Approche générale de la recherche L’objectif général du travail est de déterminer les qualités et les propriétés de nouvelles interventions urbaines, sans pour autant les incarner dans un type précis de projet. Cette partie de la conception reste à l’appréciation des architectes. Les projets observés en dernière partie du mémoire, sont présentés exclusivement comme un support d’observation de quelques propriétés spatiales. Ainsi, le mémoire veut révéler des qualités transposables et non pas donner d’image figurative de projets qui répondraient aux questions émises, ceux-ci n’existant de toute façon pas. L’étude souhaite examiner la question de l’intervention urbaine à ces différentes échelles de réflexion : Où, dans quel milieu intervenir? (qualités du substrat urbain) / Sous quelle forme? (échelle de unité d’intervention) / Quelles propriétés urbaines mises en place? (qualités d’urbanité) / Avec quel type de dispositif spatial ? (qualités spatiales). Les propositions de chacune d’elles permettant d’orienter la suivante, sans pour autant la limiter, et l’ensemble conduisant à un plus grand degré de précision. Chaque étape n’est pas la réponse juste et unique aux résultats émis dans l’étape précédente, mais elle en est une formulation de solutions parmi d’autres, ainsi qu’un approfondissement.

Ētude typologique Le travail ne propose pas une étude de cas qui ferait la démonstration de ce que qu’avance le mémoire, qui se base d’avantage sur la synthèse d’apports théoriques pour élaborer les postulats émis dans les différentes parties. Il est plutôt question d’une étude typologique, qui permettra de réaliser des observations à l’échelle du dispositif spatial dans la dernière étape du travail. Cette approche est envisagée comme un tremplin vers la projetation et l’expérimentation de principes d’agencement.

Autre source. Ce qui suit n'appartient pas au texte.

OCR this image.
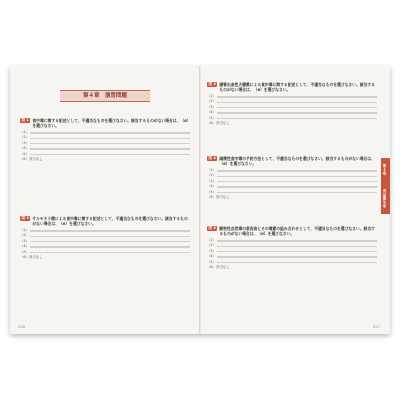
第４章　演習問題
問 1 食中毒に関する記述として、不適当なものを選びなさい。該当するものがない場合は、（6）を選びなさい。
（1）
（2）
（3）
（4）
（5）
（6）該当なし
問 2 サルモネラ菌による食中毒に関する記述として、不適当なものを選びなさい。該当するものがない場合は、（6）を選びなさい。
（1）
（2）
（3）
（4）
（5）
（6）該当なし
226
問 3 腸管出血性大腸菌による食中毒に関する記述として、不適当なものを選びなさい。該当するものがない場合は、（6）を選びなさい。
（1）
（2）
（3）
（4）
（5）
（6）該当なし
問 4 細菌性食中毒の予防方法として、不適当なものを選びなさい。該当するものがない場合は、（6）を選びなさい。
（1）
（2）
（3）
（4）
（5）
（6）該当なし
問 5 動物性自然毒の原因食とその毒素の組み合わせとして、不適当なものを選びなさい。該当するものがない場合は、（6）を選びなさい。
（1）
（2）
（3）
（4）
（5）
（6）該当なし
第４章
食品衛生学
227
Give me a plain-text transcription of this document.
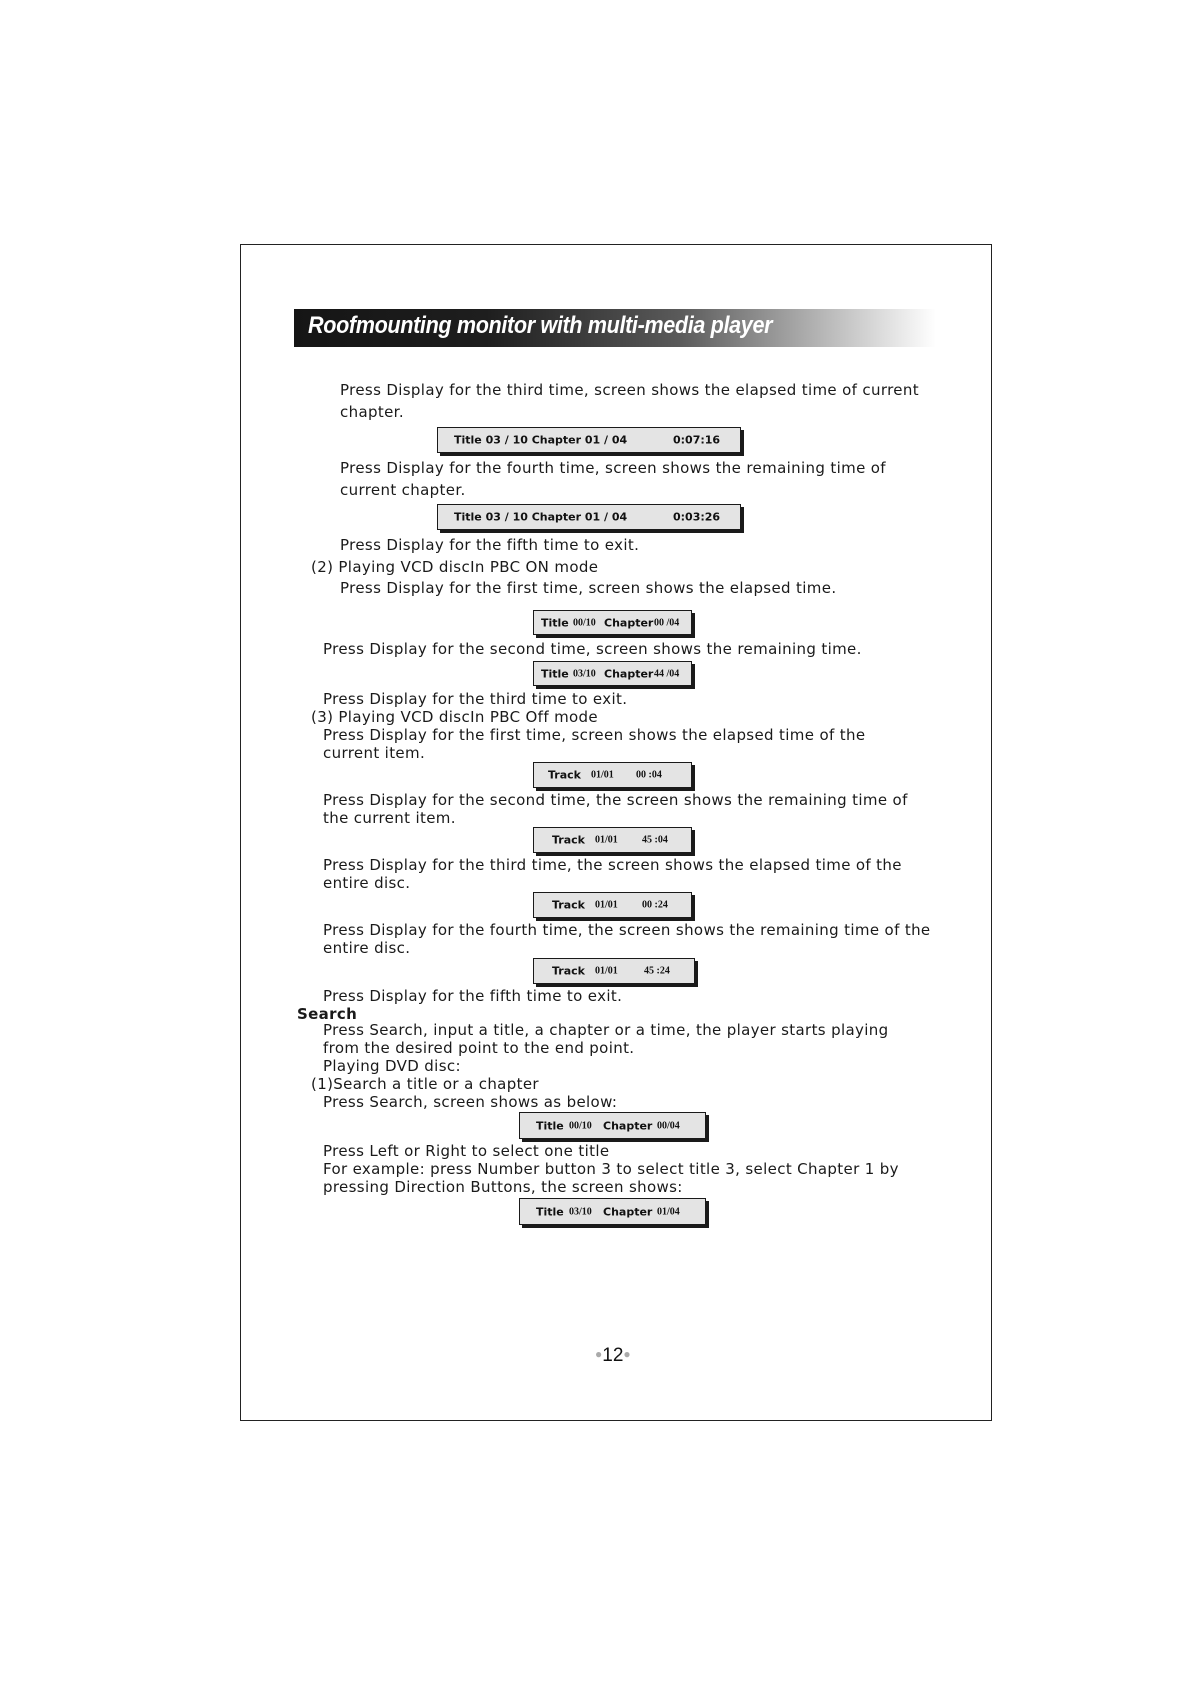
Roofmounting monitor with multi-media player
Press Display for the third time, screen shows the elapsed time of current
chapter.
Title 03 / 10 Chapter 01 / 04	0:07:16
Press Display for the fourth time, screen shows the remaining time of
current chapter.
Title 03 / 10 Chapter 01 / 04	0:03:26
Press Display for the fifth time to exit.
(2) Playing VCD discIn PBC ON mode
Press Display for the first time, screen shows the elapsed time.
Title 00/10 Chapter 00 /04
Press Display for the second time, screen shows the remaining time.
Title 03/10 Chapter 44 /04
Press Display for the third time to exit.
(3) Playing VCD discIn PBC Off mode
Press Display for the first time, screen shows the elapsed time of the
current item.
Track 01/01 00 :04
Press Display for the second time, the screen shows the remaining time of
the current item.
Track 01/01 45 :04
Press Display for the third time, the screen shows the elapsed time of the
entire disc.
Track 01/01 00 :24
Press Display for the fourth time, the screen shows the remaining time of the
entire disc.
Track 01/01	45 :24
Press Display for the fifth time to exit.
Search
Press Search, input a title, a chapter or a time, the player starts playing
from the desired point to the end point.
Playing DVD disc:
(1)Search a title or a chapter
Press Search, screen shows as below:
Title 00/10 Chapter 00/04
Press Left or Right to select one title
For example: press Number button 3 to select title 3, select Chapter 1 by
pressing Direction Buttons, the screen shows:
Title 03/10 Chapter 01/04
●12●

Limitation du sujet Le mémoire ne souhaite pas étudier les interventions relatives à l’installation d’usages et de pratiques non programmés, d’interventions légères et dispersées à caractère évènementiel, spontané ou artistique, ou de type micro espaces publics. Nous n’excluons pas le fait qu’elles fassent partie du système urbain actuel et ne nous ne nions pas qu’elles aient un pouvoir d’urbanité parfois bien supérieur aux interventions architecturales et urbaines plus conventionnelles. Mais il est choisi néanmoins de s’intéresser uniquement à ces dernières, car la production immobilière se perpétue irrémédiablement, et c’est justement son poids dans la qualité de l’urbain et sa pérennité, qui rend sa qualité encore plus cruciale. Le travail s’abrogera également de toutes questions d’ordre économique, politique et social pour se concentrer uniquement sur le sujet de la production de l’espace de la ville.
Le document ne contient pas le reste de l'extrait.